What is Feature Standardization (or Z-Score Normalization), and why is it needed?

Feature Standardization, also known as ‘Z-Score Normalization’, is a technique for pre-processing numerical raw data during the creation of your training data. 

It consists of centering and scaling your data so that it has the properties of a Standard Normal Distribution (Gaussian Distribution) i.e. a mean centered at zero and a standard deviation (for all Features) equal to 1. 

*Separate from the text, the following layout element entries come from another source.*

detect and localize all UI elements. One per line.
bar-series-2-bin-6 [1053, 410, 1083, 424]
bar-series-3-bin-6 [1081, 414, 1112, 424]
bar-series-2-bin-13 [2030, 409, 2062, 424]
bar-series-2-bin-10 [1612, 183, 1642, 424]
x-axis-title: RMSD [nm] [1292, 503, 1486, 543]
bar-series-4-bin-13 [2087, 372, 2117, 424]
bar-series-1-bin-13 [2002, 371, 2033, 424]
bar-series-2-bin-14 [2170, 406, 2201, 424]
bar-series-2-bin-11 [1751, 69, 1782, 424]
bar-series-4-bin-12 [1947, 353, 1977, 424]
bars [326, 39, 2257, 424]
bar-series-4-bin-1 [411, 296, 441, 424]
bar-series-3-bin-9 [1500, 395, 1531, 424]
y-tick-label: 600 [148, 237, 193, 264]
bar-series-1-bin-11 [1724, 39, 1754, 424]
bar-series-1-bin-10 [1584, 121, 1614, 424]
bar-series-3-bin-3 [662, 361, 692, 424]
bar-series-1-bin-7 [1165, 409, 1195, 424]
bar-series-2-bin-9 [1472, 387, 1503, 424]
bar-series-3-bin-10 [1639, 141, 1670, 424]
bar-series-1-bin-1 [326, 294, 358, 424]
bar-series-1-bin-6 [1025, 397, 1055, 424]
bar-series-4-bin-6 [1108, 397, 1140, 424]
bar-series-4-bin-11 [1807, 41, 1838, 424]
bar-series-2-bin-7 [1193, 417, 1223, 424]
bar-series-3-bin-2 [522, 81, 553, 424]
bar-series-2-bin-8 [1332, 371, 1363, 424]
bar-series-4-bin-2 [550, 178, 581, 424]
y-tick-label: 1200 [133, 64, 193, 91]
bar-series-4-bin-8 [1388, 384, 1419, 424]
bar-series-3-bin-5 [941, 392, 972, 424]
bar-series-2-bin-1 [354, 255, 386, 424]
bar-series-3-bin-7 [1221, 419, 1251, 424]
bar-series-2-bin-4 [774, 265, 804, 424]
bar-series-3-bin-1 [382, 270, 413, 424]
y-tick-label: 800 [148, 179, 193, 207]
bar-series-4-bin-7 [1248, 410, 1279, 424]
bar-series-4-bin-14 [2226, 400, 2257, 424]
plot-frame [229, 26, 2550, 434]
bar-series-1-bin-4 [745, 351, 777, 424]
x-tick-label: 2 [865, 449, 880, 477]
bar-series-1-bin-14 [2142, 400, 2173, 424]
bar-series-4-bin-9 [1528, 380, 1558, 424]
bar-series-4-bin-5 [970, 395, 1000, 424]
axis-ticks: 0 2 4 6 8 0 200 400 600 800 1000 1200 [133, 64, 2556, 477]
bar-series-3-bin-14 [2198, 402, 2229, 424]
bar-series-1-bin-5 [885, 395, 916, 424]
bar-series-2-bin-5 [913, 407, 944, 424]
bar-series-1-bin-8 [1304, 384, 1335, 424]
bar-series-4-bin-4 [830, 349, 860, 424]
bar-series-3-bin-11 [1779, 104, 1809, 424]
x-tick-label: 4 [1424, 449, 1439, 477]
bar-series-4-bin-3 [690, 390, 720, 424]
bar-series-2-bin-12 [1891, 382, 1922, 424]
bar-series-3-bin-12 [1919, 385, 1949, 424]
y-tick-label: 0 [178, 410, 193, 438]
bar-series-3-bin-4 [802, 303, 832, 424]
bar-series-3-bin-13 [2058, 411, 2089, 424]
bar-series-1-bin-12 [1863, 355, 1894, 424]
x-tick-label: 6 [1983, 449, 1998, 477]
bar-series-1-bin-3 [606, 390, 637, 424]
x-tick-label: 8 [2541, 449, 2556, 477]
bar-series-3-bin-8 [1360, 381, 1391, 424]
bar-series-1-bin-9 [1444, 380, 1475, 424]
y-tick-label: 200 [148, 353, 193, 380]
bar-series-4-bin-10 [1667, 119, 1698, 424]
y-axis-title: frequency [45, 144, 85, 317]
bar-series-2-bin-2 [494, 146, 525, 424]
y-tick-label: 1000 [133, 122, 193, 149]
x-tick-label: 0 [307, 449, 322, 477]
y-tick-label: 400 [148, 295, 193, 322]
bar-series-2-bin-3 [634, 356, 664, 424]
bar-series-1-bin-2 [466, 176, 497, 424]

Feature Standardization is: –

Essential for some algorithms (esp. those utilizing a euclidean distance function): –

  • Support Vector Machine utilizing a Radial Basis Function or RBF Neural Networks
  • Clustering Algorithms having Features with ≉ comparable scales

Recommended for: –

  • Any Algorithim that assumes Gaussian Distribution
  • Arguably benefits Multi Layer Perceptron Neural Networks
  • Clustering Algorithms having Features with ≈ comparable scales

Less important for: –

  • Tree Based algorithms (high robustness to Un-standardized Data
  • Logistic Regression

You can expect that, within a Real World Dataset, the features will be of different units, with a different range of values and having different types of statistical distributions. There might also exist data as outliers. All of which can introduce modeling errors if not dealt with correctly. 

Without feature standardization, predictive models may perform badly as features with higher orders of magnitude and range can incorrectly overshadow the importance of those that are relatively lower, even if these offer better prediction capability.